Regulatory action played its own role in slowing down the sector. The Reserve Bank of India action was not a bolt from the blue. It re-iterated aspects of the 2015 master circular on outsourcing and emphasized data privacy as another chief concern. As fintech had an unbridled acceleration till 2021, the regulator put in some bumps and guardrails to control the speed and avoid potential mishaps. The RBI action directed innovation constructively within the current set-up. Nevertheless, sudden action from the regulator was a shocker for all involved in the fintech sector – founders, investors, and customers alike.
Yet, it is also evident that the regulator appreciates financial innovation and founders’ efforts in the financial sector. RBI governor Shaktikanta Das said last October, “Regulator will continue to adopt a participative approach for facilitating innovation in the financial sector as fintechs play a transformative role in the financial system through digital innovations offering better delivery of financial services." He also said that sustainable development and ensuring a resilient financial system form the fulcrum for RBI’s policy architecture.
For the sector to achieve its promise, fintechs must build bridges with the regulator. Fintechs can contribute to relevant and important areas, such as working on credit delivery in partnership with traditional lenders, especially in rural and semi-urban areas; making credit available in a timely and cost-effective manner, especially for agriculture and allied activities and MSMEs; by participating in regulatory initiatives like Regulatory Sandbox.
But most importantly, fintechs can reconcile by playing the game by the rules. The commonality of intent between fintechs and the regulator —customer centricity and transparency—provides a durable foundation.

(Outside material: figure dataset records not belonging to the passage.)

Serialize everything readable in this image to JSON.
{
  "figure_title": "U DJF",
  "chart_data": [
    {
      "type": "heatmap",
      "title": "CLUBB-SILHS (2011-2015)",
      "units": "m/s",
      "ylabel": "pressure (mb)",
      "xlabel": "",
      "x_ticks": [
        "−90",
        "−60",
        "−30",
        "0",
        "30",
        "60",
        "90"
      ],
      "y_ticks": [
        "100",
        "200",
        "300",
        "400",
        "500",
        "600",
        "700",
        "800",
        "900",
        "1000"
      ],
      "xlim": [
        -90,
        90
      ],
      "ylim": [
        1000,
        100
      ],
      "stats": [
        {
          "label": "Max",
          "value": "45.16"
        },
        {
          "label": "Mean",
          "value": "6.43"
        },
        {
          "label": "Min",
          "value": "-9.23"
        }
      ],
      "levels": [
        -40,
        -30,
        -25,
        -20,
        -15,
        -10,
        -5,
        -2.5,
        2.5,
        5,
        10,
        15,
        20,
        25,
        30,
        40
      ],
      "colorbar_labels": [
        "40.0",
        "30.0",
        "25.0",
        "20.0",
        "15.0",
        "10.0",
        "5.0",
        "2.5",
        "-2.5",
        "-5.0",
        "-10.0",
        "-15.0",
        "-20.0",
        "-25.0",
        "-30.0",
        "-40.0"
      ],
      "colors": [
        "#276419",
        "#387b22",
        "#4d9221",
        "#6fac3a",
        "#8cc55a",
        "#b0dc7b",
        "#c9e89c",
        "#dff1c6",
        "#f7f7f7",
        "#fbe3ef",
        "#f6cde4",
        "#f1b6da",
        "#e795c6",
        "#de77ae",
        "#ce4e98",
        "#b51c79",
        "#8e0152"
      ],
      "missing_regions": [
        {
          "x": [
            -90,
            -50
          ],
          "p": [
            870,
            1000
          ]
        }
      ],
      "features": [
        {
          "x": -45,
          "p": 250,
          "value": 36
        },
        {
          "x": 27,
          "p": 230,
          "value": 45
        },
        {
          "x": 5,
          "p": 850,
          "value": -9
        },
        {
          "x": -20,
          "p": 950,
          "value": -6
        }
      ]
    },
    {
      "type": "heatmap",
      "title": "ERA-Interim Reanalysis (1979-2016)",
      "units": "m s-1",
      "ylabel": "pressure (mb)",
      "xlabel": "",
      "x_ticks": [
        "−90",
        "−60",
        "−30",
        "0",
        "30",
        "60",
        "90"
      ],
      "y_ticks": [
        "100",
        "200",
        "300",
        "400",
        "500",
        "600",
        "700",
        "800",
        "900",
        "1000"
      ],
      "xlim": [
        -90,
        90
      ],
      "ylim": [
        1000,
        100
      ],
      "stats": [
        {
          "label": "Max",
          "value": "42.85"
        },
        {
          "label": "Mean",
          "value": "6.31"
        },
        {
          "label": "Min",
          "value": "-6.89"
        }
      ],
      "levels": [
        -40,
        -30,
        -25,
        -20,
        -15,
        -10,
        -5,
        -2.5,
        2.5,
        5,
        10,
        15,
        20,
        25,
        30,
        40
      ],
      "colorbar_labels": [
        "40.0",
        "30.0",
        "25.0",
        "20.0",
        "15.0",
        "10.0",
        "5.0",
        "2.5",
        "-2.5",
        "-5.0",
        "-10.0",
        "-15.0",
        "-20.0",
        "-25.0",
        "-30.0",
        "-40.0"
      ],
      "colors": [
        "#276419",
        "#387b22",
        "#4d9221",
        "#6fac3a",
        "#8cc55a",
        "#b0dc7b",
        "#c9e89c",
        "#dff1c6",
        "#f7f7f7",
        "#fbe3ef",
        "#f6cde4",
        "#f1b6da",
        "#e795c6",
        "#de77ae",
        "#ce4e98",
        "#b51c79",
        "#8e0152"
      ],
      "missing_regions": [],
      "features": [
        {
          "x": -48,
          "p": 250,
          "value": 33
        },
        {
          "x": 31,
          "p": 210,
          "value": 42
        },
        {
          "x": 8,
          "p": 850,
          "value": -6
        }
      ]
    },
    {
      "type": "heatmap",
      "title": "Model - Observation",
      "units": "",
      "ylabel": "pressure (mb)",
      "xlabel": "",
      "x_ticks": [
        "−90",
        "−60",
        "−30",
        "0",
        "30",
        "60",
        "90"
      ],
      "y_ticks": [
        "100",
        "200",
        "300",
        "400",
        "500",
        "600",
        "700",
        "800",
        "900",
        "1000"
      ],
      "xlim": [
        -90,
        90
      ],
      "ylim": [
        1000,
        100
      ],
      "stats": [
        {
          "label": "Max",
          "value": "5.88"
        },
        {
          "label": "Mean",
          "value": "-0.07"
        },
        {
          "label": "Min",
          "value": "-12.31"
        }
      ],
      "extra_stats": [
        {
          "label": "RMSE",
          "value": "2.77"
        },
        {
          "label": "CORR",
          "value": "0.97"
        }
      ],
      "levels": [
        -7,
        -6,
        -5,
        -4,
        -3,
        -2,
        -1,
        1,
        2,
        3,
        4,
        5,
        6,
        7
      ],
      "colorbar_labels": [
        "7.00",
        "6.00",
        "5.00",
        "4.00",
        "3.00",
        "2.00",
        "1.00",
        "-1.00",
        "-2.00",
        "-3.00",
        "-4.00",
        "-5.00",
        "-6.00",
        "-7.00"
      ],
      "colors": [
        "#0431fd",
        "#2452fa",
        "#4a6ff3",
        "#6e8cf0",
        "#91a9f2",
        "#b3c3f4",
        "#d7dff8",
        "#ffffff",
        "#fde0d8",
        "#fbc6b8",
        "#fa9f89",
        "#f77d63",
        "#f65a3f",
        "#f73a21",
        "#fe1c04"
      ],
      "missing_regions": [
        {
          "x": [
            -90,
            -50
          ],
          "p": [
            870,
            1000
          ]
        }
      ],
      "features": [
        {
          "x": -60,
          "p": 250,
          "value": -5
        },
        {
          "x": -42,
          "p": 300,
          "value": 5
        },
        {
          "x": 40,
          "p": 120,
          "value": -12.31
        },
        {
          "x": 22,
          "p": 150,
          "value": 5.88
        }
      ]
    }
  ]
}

Moreover, abiding by regulations would give implicit credibility to the sector. This, in turn, would give confidence to investors as well as consumers in innovative financial solutions.
Regulators also need to adopt a more collaborative approach as it would create the necessary environment for innovation to flourish. They will need to balance their concern for customer protection, data security and privacy with the need to provide a large market and supportive policies for the growth of this sector.
In short, fintech as a sector is at a tipping point. It undoubtedly has a bright future, given the positive encouragement from the regulatory authorities in the past. By consulting and collaborating, the sector can easily achieve its promise.
Sandeep Patil is Partner & Head, Asia, QED Investors, a fintech focused global fund.